6. Going to our cabin in Morgan Hill as a teenager. That’s where my dad’s civic organization, East Oakland Business and Professional Men’s’ Assoc., had their annual summer picnic. Some of the Bay Area’s Talented Tenth attended this event and there were some cute guys! Mariea Johnson’s family had a cabin there also and I remember going to her debutante party in Berkeley. I definitely need to write about that, especially since the death of Dr. Clarence Avery this past spring.

7. Walking over to Jennifer’s house and the smell of her father’s gumbo meeting me at the front door. Her parents were from New Orleans and there was always something good at her house.

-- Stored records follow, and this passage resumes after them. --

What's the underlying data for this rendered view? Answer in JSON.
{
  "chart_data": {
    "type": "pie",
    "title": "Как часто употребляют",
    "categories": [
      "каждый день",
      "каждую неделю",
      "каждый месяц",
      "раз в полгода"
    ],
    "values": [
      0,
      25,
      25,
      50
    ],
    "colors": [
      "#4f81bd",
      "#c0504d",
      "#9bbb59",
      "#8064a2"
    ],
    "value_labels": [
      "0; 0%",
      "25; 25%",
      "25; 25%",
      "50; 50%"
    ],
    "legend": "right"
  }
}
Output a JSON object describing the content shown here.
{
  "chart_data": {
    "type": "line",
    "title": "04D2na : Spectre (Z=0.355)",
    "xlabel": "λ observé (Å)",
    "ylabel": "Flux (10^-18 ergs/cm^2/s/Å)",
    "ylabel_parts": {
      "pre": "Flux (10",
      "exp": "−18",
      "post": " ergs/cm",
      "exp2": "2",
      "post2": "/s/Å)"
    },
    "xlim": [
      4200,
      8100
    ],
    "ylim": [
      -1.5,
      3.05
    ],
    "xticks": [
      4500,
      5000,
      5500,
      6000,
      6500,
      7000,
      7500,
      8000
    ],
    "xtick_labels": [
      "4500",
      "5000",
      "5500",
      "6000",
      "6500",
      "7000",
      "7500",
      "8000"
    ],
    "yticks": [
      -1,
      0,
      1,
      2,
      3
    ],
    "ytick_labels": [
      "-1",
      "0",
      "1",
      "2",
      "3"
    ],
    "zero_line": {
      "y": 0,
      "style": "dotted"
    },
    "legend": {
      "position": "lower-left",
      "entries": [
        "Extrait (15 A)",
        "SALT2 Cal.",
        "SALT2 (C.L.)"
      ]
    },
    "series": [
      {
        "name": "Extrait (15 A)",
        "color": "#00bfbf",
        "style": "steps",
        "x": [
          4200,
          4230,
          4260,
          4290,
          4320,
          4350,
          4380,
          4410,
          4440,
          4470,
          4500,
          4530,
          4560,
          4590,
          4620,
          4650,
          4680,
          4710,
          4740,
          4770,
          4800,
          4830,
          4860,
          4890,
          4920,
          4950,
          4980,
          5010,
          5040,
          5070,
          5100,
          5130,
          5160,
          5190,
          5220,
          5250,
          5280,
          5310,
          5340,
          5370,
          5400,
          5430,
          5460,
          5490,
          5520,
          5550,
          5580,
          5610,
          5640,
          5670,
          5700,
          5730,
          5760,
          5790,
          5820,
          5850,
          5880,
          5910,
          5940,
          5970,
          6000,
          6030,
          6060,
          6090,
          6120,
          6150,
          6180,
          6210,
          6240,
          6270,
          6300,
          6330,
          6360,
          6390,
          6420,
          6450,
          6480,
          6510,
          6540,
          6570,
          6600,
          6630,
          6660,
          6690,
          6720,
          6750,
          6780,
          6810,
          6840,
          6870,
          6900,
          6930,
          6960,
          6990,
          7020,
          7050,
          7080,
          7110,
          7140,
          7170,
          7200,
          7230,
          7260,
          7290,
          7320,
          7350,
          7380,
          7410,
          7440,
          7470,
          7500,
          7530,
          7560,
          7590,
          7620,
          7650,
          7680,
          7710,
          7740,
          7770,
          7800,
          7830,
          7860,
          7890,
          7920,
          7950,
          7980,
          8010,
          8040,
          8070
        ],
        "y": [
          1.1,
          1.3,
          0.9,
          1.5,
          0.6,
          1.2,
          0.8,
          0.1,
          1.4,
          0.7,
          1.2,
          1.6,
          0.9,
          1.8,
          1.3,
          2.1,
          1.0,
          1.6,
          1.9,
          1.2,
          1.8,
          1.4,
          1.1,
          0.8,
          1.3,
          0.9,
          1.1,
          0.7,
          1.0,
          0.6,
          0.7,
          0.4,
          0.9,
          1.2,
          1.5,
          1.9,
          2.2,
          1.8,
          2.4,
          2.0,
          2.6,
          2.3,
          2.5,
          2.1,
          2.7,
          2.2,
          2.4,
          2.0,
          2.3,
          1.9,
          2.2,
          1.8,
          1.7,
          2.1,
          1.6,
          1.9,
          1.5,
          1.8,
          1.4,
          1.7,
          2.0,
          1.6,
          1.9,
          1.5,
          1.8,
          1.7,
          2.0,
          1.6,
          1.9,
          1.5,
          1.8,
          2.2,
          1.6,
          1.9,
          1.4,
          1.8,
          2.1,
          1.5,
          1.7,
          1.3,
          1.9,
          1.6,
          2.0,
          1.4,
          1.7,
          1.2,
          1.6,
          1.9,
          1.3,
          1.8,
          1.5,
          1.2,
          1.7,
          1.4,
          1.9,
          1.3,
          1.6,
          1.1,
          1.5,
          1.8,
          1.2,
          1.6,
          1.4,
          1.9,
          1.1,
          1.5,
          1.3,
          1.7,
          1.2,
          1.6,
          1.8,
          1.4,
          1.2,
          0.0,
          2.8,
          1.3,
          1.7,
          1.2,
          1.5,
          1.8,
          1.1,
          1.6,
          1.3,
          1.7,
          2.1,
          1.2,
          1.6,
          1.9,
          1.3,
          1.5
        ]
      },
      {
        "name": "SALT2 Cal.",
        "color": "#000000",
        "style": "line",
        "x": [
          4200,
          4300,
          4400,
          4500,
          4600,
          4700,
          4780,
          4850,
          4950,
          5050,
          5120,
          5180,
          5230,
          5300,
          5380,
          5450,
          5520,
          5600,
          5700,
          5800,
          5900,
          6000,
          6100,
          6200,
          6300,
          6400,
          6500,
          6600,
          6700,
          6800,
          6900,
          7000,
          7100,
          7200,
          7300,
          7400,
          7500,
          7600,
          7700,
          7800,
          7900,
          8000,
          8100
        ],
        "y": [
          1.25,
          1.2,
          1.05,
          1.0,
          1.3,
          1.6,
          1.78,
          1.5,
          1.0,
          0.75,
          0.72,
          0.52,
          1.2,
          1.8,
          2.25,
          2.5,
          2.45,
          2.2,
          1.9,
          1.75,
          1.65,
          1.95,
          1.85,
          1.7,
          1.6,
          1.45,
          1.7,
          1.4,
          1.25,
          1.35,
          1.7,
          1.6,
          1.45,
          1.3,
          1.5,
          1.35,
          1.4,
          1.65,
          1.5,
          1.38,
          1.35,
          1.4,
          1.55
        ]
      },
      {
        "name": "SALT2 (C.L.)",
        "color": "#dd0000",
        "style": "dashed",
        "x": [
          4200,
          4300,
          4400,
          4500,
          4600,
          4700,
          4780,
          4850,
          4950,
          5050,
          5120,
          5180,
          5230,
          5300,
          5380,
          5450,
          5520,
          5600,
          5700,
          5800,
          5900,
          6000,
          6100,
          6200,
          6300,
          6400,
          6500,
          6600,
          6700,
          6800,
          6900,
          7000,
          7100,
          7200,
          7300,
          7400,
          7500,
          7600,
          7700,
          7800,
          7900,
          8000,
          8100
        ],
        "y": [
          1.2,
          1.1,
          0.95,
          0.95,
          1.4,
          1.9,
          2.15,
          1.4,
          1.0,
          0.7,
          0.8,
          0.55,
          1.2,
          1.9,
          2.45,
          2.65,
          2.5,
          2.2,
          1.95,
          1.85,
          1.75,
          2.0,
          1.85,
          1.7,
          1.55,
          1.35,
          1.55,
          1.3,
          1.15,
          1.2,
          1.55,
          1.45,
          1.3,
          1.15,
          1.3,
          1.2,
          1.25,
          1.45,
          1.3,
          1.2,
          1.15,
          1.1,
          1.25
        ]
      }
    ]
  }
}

8. Gary U. S. Bond’s “School is Out at Last” blasting from the cars at the end of the school year. That was the standard song in the 60s. Jennifer, Lisa and I would be in one of our bedrooms watching Dance Party and American Bandstand, learning the new dance steps. Occasionally, one of us would show a new step from a visiting cousin or something we brought back from our visits to the South.

9. Walking to the movies from my cousins’ house at the Fruitvale theater on Saturday afternoons. My dad would give us money; it cost .25 cents to get in the theater. Wow, I’m dating myself.

10. Going to Housewives Market and seeing all the cases of different meats and foods and visiting with people. It was the meeting place for black folks. We also got back-to-school clothes there. We kind of mixed it up with items from Cap wells and Rhodes. A little downtown mixed with uptown.

11. Going over to Celia’s house on the day her mother made tortillas. Those were the best and the beginning of my love affair with Mexican food.

12. Playing tetherball and kickball at Manzanita School playground. I remember Deborah Stewart wanted to fight me because I beat her playing tetherball. She was a bully. Hey, I need to write a story about this.

13. Walking to the library once a week and carrying as many books as I was allowed to check out. My mother, the schoolteacher, saw to it we, my brother and sister and I got library cards as soon as we could write our names. It was big brown building over by my first elementary school, Garfield, around the corner where my little red-haired kindergarten friend, Peggy lived. I have a story about our friendship.